T umor cells can acquire metastasis-initiating properties through the induction of EMT by intrinsic and extrinsic stimuli. EMT allows MICs to detach from the primary tumor and the vascular niche facilitates MIC intravasation into the bloodstream, where single or clustered CTCs exhibit high plasticity and hybrid EMT. Interaction of CTCs with platelets and macrophages can promote plasticity, while platelet coating protects CTCs from the shredding force. The secondary organ is prepared by the primary tumor through the secretion of extracellular vesicles and soluble factors which create a permissive microenvironment. Colonizing the metastatic site involves the reversion of tumor cells to the epithelial state in response to signals coming from the metastatic niche. Following seeding, tumor cells can enter dormancy, which confers them with immune evasion traits and resistance to therapy, or proliferate and give rise to macroscopic metastases. CAF, cancer-associated fibroblast; CTC, circulating tumor cell; EC, endothelial cell; ECM: extracellular matrix; EMT, epithelial-to-mesenchymal transition; MET, mesenchymal-to-epithelial transition; MIC, metastasis-initiating cell; MSC: mesenchymal stem cell; SC, stem cell; TAM, tumor-associated macrophage; TC, tumor cell.

Figure 4. Molecular mechanisms regulating cancer cell plasticity.

Cancer cell plasticity is regulated extracellularly, by signals coming from the microenvironment, and intrinsically, through signaling pathways, transcriptional programs, and chromatin remodeling. TFGβ and RAS-MAPK pathways can act jointly to induce EMT. CD44 and Wnt regulate stemness, while Notch, JAK-STAT and integrins act on stemness and EMT in a context-dependent manner. Hypoxia induces stemness, while NF-κB is involved in plasticity by its role in inflammation. These pathways activate transcriptional programs regulated by key transcription factors involved in EMT (e.g., SNAI1/2, ZEB1/2, TWIST1/2) and stemness (e.g., SOX2, KLF4). Their action can be modulated by negative feedback loops involving miRNAs (e.g., ZEB/miR-200 and SNAI1/- miR-34) and depends on the chromatin landscape. LSD1 can remove the transcriptionally active H3K4me3 histone mark and collaborate with Snai1 to silence epithelial genes. Nsd2 and Kdm2a exhibit antagonist actions, as writer and eraser of H3K36me2, histone mark increased during EMT. PRC2 and KMT2-COMPASS are critical to regulate the epithelial state. CAF, cancer-associated fibroblast; ECM: extracellular matrix; FZD, frizzled; HIF, Hypoxia-inducible factor; IL6R, interleukin-6 receptor; TAM, tumor-associated macrophage; TGFBR, Transforming Growth Factor Receptor; TRK, Tyrosine receptor kinase.

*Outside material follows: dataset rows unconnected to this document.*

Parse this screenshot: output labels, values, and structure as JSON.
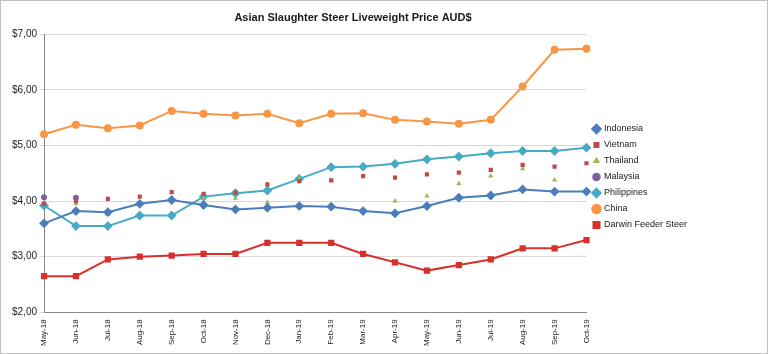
{
  "chart_data": {
    "type": "line",
    "title": "Asian Slaughter Steer Liveweight Price AUD$",
    "categories": [
      "May-18",
      "Jun-18",
      "Jul-18",
      "Aug-18",
      "Sep-18",
      "Oct-18",
      "Nov-18",
      "Dec-18",
      "Jan-19",
      "Feb-19",
      "Mar-19",
      "Apr-19",
      "May-19",
      "Jun-19",
      "Jul-19",
      "Aug-19",
      "Sep-19",
      "Oct-19"
    ],
    "series": [
      {
        "name": "Indonesia",
        "color": "#4a7ebb",
        "marker": "diamond",
        "line_style": "solid",
        "values": [
          3.6,
          3.82,
          3.8,
          3.95,
          4.02,
          3.93,
          3.85,
          3.88,
          3.91,
          3.9,
          3.82,
          3.78,
          3.91,
          4.06,
          4.1,
          4.21,
          4.17,
          4.17
        ]
      },
      {
        "name": "Vietnam",
        "color": "#be4b48",
        "marker": "square",
        "line_style": "none",
        "values": [
          3.95,
          4.0,
          4.04,
          4.08,
          4.16,
          4.13,
          4.15,
          4.3,
          4.36,
          4.37,
          4.45,
          4.42,
          4.48,
          4.51,
          4.56,
          4.65,
          4.62,
          4.68
        ]
      },
      {
        "name": "Thailand",
        "color": "#98b954",
        "marker": "triangle",
        "line_style": "none",
        "values": [
          3.95,
          3.95,
          3.76,
          3.97,
          4.0,
          4.05,
          4.05,
          3.98,
          4.4,
          4.37,
          null,
          4.0,
          4.09,
          4.31,
          4.45,
          4.58,
          4.38,
          4.21
        ]
      },
      {
        "name": "Malaysia",
        "color": "#7d60a0",
        "marker": "circle",
        "line_style": "none",
        "values": [
          4.07,
          4.06,
          null,
          null,
          null,
          null,
          null,
          null,
          null,
          null,
          null,
          null,
          null,
          null,
          null,
          null,
          null,
          null
        ]
      },
      {
        "name": "Philippines",
        "color": "#46aac5",
        "marker": "diamond",
        "line_style": "solid",
        "values": [
          3.92,
          3.55,
          3.55,
          3.74,
          3.74,
          4.08,
          4.14,
          4.19,
          4.4,
          4.61,
          4.62,
          4.67,
          4.75,
          4.8,
          4.86,
          4.9,
          4.9,
          4.96
        ]
      },
      {
        "name": "China",
        "color": "#f79646",
        "marker": "circle",
        "line_style": "solid",
        "values": [
          5.2,
          5.37,
          5.31,
          5.36,
          5.62,
          5.57,
          5.54,
          5.57,
          5.4,
          5.57,
          5.58,
          5.46,
          5.43,
          5.39,
          5.46,
          6.06,
          6.72,
          6.74
        ]
      },
      {
        "name": "Darwin Feeder Steer",
        "color": "#d9302b",
        "marker": "square",
        "line_style": "solid",
        "values": [
          2.65,
          2.65,
          2.95,
          3.0,
          3.02,
          3.05,
          3.05,
          3.25,
          3.25,
          3.25,
          3.05,
          2.9,
          2.75,
          2.85,
          2.95,
          3.15,
          3.15,
          3.3
        ]
      }
    ],
    "ylim": [
      2,
      7
    ],
    "yticks": [
      {
        "value": 2,
        "label": "$2,00"
      },
      {
        "value": 3,
        "label": "$3,00"
      },
      {
        "value": 4,
        "label": "$4,00"
      },
      {
        "value": 5,
        "label": "$5,00"
      },
      {
        "value": 6,
        "label": "$6,00"
      },
      {
        "value": 7,
        "label": "$7,00"
      }
    ],
    "grid": true,
    "legend": "right"
  }
}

Figure 5. Genetic induced drug resistance and non-genetic drug tolerance in anti-cancer therapy.

Pre-existing (A) or acquired (B) mutations can confer intrinsic genetic drug resistance, by which mutated tumor cells can display a clonal selection, survive, and proliferate under a particular therapeutic regimen. (C) Non-genetic drug tolerance can occur through transcriptional selection of primed cells that acquire a DTP dormant state during therapy and can lead to tumor relapse after therapy. (D) Non-genetic drug tolerance can occur through an adaptation to the therapeutic pressure, by which plastic tumor cells acquire a DTP quiescent state following therapy and can lead to tumor relapse after therapy. (E) Targeting the signaling pathways activated in the DTP state enables its eradication. The DTP state induced upon BRAFi/MEKi treatment in melanoma relies on FAK signaling and the transcriptional program of this state is largely driven by the nuclear receptor RXR. Consistently, the DTP state can be targeted by FAK inhibition and RXR antagonism. However, de novo mutations could still lead to genetic resistance and tumor relapse^,. DTP, drug tolerant persister; RAR, retinoic acid receptor; RXR, retinoid X receptor; SC, stem cell.